A while back spoke to a guy from Beach avenue wholesalers (in vic - Seaford I think) who distribute the quality German beers like Shofferhofer Hefeweizen/Kristalweizen, Erdinger and DAB. He said these require some expertise at pouring and managing the keg & reg as tend to get pretty foamy. If you're grabbing a commercial keg that's easy to pour and manage stuff like Blue Tongue is probably better.

Blue tongue kegs look like thisBlue Tongue Kegs

Judging by the style of keg it looks like a Tooheys. Suspect Blue Tongue would be on a Toohey's coupler being a NSW brew. Next time you're at the bar you drank one at ask them if the top of their keg looks like this or if you want to be 100% sure, simply phone the brewery: Tooheys Keg top

As an aside kegs that take CUB couplers look like this: CUB Keg top. Believe Asahi has gone recently from a Tooheys to a CUB coupler - noticed that the kegs have changed on the top. 

Hopper


----------



## Frank (11/12/08)

theironyuppie said:


> ok, so ive been homebrewing for a couple of years but when i stumbled accross an old fridge that will hold a full size commercial keg i decided it was time to set up a commercial rig.
> basically what im hoping to do is have my fridge plumbed up ready to go so all i need to do is hire a keg and plug it in.
> ive done some searching and found some helpful threads. one which linked me to this site: http://www.kegsystems.com/ which is currently down. i also learned that different breweries require different attachements. is this correct?
> all i have at the moment is the fridge and and twist tap which i scored from a pub. looks like the female end of a bayonet style fitting.
> ...


This guy had a few comments the other day. I can't validate that his claims are correct, but I am sure there is some truth in there somewhere.


----------



## theironyuppie (11/12/08)

Boston said:


> This guy had a few comments the other day. I can't validate that his claims are correct, but I am sure there is some truth in there somewhere.

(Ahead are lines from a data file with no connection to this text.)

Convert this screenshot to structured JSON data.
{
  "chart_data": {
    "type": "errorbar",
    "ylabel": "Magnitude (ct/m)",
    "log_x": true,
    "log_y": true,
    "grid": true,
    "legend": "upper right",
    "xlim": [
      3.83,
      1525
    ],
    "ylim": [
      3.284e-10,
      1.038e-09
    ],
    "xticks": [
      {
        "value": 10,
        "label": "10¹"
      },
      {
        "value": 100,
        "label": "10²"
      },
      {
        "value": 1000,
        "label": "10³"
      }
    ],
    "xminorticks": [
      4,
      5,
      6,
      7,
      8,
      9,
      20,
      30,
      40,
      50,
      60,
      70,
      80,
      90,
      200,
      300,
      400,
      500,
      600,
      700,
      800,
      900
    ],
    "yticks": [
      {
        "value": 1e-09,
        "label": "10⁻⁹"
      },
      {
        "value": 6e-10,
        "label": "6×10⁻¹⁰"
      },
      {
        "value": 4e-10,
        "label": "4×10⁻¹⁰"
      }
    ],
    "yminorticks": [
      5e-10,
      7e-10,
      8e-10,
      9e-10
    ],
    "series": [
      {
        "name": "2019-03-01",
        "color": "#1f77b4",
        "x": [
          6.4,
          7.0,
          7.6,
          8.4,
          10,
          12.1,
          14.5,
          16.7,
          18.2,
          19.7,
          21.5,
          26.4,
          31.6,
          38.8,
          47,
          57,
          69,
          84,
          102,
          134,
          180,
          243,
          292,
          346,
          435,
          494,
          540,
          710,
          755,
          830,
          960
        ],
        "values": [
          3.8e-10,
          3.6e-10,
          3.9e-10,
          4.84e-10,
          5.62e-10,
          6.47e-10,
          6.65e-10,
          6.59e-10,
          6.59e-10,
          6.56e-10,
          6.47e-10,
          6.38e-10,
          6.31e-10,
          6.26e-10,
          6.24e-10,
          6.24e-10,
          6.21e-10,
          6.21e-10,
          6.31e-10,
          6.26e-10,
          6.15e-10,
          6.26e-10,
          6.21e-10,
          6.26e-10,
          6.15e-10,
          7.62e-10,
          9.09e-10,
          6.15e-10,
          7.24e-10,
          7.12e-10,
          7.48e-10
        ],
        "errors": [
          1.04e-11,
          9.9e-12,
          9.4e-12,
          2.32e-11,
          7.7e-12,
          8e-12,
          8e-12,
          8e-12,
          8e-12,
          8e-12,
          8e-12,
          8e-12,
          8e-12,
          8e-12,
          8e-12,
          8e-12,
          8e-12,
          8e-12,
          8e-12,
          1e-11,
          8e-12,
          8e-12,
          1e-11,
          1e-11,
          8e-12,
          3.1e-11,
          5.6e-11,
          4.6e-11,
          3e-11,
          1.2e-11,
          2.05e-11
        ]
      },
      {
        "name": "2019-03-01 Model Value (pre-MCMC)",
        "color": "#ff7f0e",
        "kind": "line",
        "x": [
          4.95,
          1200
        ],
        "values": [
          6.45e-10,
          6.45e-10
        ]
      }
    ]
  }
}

thanks for your input boston.
i was actually looking at gettin both the regulator and coupler myself from one of these guys and asked a few questions here: http://www.aussiehomebrewer.com/forum/inde...ic=27970&hl=
response wasnt 2 bad on regulator and his ebay feedback score is like 98.8%. that combined with the fact that the dude that posted that rant has 1 forum post and terrible english doest mount a very strong case against ebay sellers.
that being said, the ebay guys unwillingness to allow pickup makes me uneasy and i cant help but get the feeling something shifty is goin on here.
my 2 cents
if anyone has had any experience with these ebay sellers let the people know how it went.


----------



## theironyuppie (10/1/09)

hey all,
thanks for everyones tips. this is possibly the greatest thing i have ever done. went thru a whole keg on boxing day watching cricket. haha. just thought id post a few pics for those interested.










just need to get myself a drip tray now.
let me know what u think.


----------